The Untitled (Fourth Estate, HarperCollins, 2016) is a historical novel set against the last battle between Tipu Sultan and the East Indian Company.
It is 1798 and Richard Dawson, an English painter, has arrived on the southern coast of India, looking for employment. Finding his fellow countrymen unhelpful, he boldly decides to travel to the kingdom of Tipu Sultan to catch history in the making. Though reputedly cruel to the British, Tipu allows Richard to stay at his fort in Srirangapatna, much to the resentment of his courtiers.

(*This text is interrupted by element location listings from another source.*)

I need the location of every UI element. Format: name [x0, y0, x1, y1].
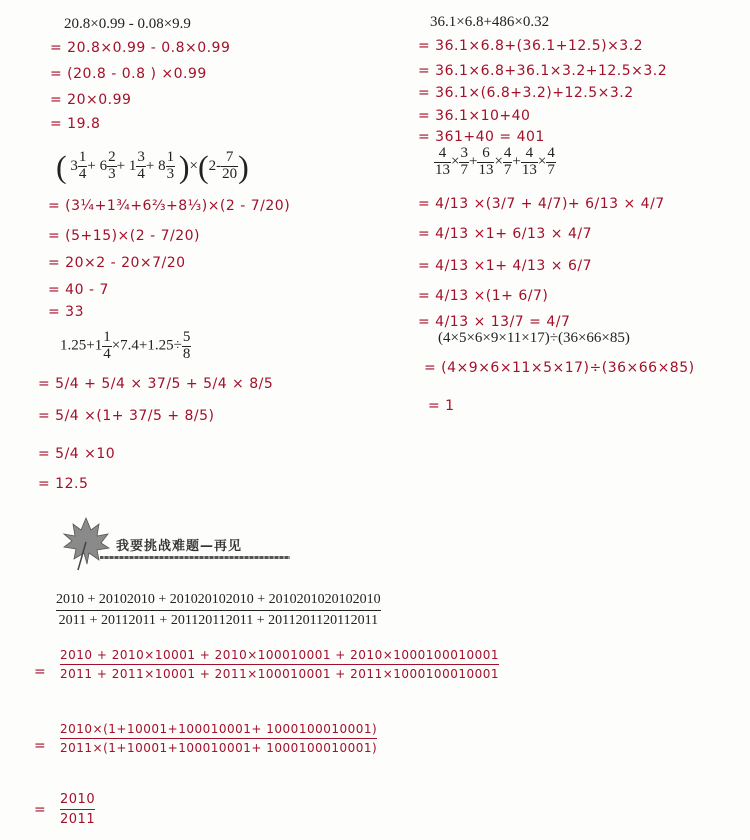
p3-step-3: = 5/4 ×10: [38, 446, 116, 462]
p3-step-1: = 5/4 + 5/4 × 37/5 + 5/4 × 8/5: [38, 376, 274, 392]
problem-3: 1.25+1 $\frac{1}{4}$ ×7.4+1.25÷ $\frac{5}{8}$: [60, 329, 191, 362]
p4-step-2: = 36.1×6.8+36.1×3.2+12.5×3.2: [418, 63, 668, 79]
p5-step-2: = 4/13 ×1+ 6/13 × 4/7: [418, 226, 592, 242]
p7-eq-3: =: [34, 802, 47, 818]
p5-step-5: = 4/13 × 13/7 = 4/7: [418, 314, 571, 330]
p6-step-2: = 1: [428, 398, 455, 414]
p2-step-3: = 20×2 - 20×7/20: [48, 255, 186, 271]
problem-5: $\frac{4}{13}$ × $\frac{3}{7}$ + $\frac{6}{13}$ × $\frac{4}{7}$ + $\frac{4}{13}$ × $\frac{4}{7}$: [435, 145, 555, 178]
p7-step-3: $\frac{2010}{2011}$: [60, 792, 96, 827]
p4-step-1: = 36.1×6.8+(36.1+12.5)×3.2: [418, 38, 644, 54]
p2-step-4: = 40 - 7: [48, 282, 109, 298]
p5-step-1: = 4/13 ×(3/7 + 4/7)+ 6/13 × 4/7: [418, 196, 665, 212]
p1-step-4: = 19.8: [50, 116, 101, 132]
p2-step-2: = (5+15)×(2 - 7/20): [48, 228, 201, 244]
problem-6: (4×5×6×9×11×17)÷(36×66×85): [438, 330, 630, 346]
problem-1: 20.8×0.99 - 0.08×9.9: [64, 16, 191, 32]
p2-step-5: = 33: [48, 304, 84, 320]
problem-7: $\frac{2010 + 20102010 + 201020102010 + 2010201020102010}{2011 + 20112011 + 201120112011 + 2011201120112011}$: [56, 592, 381, 628]
p2-step-1: = (3¼+1¾+6⅔+8⅓)×(2 - 7/20): [48, 198, 291, 214]
p5-step-3: = 4/13 ×1+ 4/13 × 6/7: [418, 258, 592, 274]
p7-step-2: $\frac{2010\times(1+10001+100010001+ 1000100010001)}{2011\times(1+10001+100010001+ 1000100010001)}$: [60, 722, 378, 755]
p7-eq-2: =: [34, 738, 47, 754]
p1-step-2: = (20.8 - 0.8 ) ×0.99: [50, 66, 207, 82]
p7-step-1: $\frac{2010 + 2010\times 10001 + 2010\times 100010001 + 2010\times 1000100010001}{2011 + 2011\times 10001 + 2011\times 100010001 + 2011\times 1000100010001}$: [60, 648, 500, 681]
p7-eq-1: =: [34, 664, 47, 680]
p1-step-1: = 20.8×0.99 - 0.8×0.99: [50, 40, 231, 56]
p5-step-4: = 4/13 ×(1+ 6/7): [418, 288, 549, 304]
p4-step-5: = 361+40 = 401: [418, 129, 545, 145]
problem-2: ( 3 $\frac{1}{4}$ + 6 $\frac{2}{3}$ + 1 $\frac{3}{4}$ + 8 $\frac{1}{3}$ )×(2- $\frac{7}{20}$ ): [56, 148, 249, 185]
p4-step-4: = 36.1×10+40: [418, 108, 531, 124]
p3-step-4: = 12.5: [38, 476, 89, 492]
p6-step-1: = (4×9×6×11×5×17)÷(36×66×85): [424, 360, 695, 376]
p1-step-3: = 20×0.99: [50, 92, 132, 108]
challenge-banner-title: 我要挑战难题—再见: [116, 539, 243, 554]
banner-divider: [100, 556, 290, 559]
p4-step-3: = 36.1×(6.8+3.2)+12.5×3.2: [418, 85, 634, 101]
problem-4: 36.1×6.8+486×0.32: [430, 14, 550, 30]
p3-step-2: = 5/4 ×(1+ 37/5 + 8/5): [38, 408, 215, 424]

As Richard and his apprentice, a runaway Brahmin boy called Mukunda, experiment with Indian and Western styles of painting, they find themselves drawn into a high-stake political intrigue. Devised by the women of the former royal family of Mysore, the Wodeyars, and catalyzed by the striking Suhasini, this plan to oust Tipu must involve active support from Richard and Mukunda. Both painters fall under the allure of Suhasini, even as their paintings become the unexpected crux of the last Anglo-Mysore War.
Reviews
The Wire described The Untitled as an imaginative break from the themes that have animated historical fiction in India for over a century now, namely “the temptation to be intimate with the monumental.” Read more.
The Huffington Post review called the prose “supple and sublime” and termed the novel as “an allegory of how art and politics cannot remain insulated from one another.” Read more.
The Hindu’s Literary Review profiled the novel and praised the historical research as the real hero of the book, allowing the author “to effectively harness the inherent drama and romance surrounding the end of an empire.” Read more.
Simplicity reviewed the novel as “unputdownable” and “an entirely new approach to the [Tipu Sultan] story and it shows the mutifacted Tipu at close quarters. Read more.
The Times of India featured Gayathri in their Shelf Esteem column. Read more.
The Untitled has also been featured in the Times Lit Fest 2016, The Tribune, Sakal Times, and the Deccan Herald.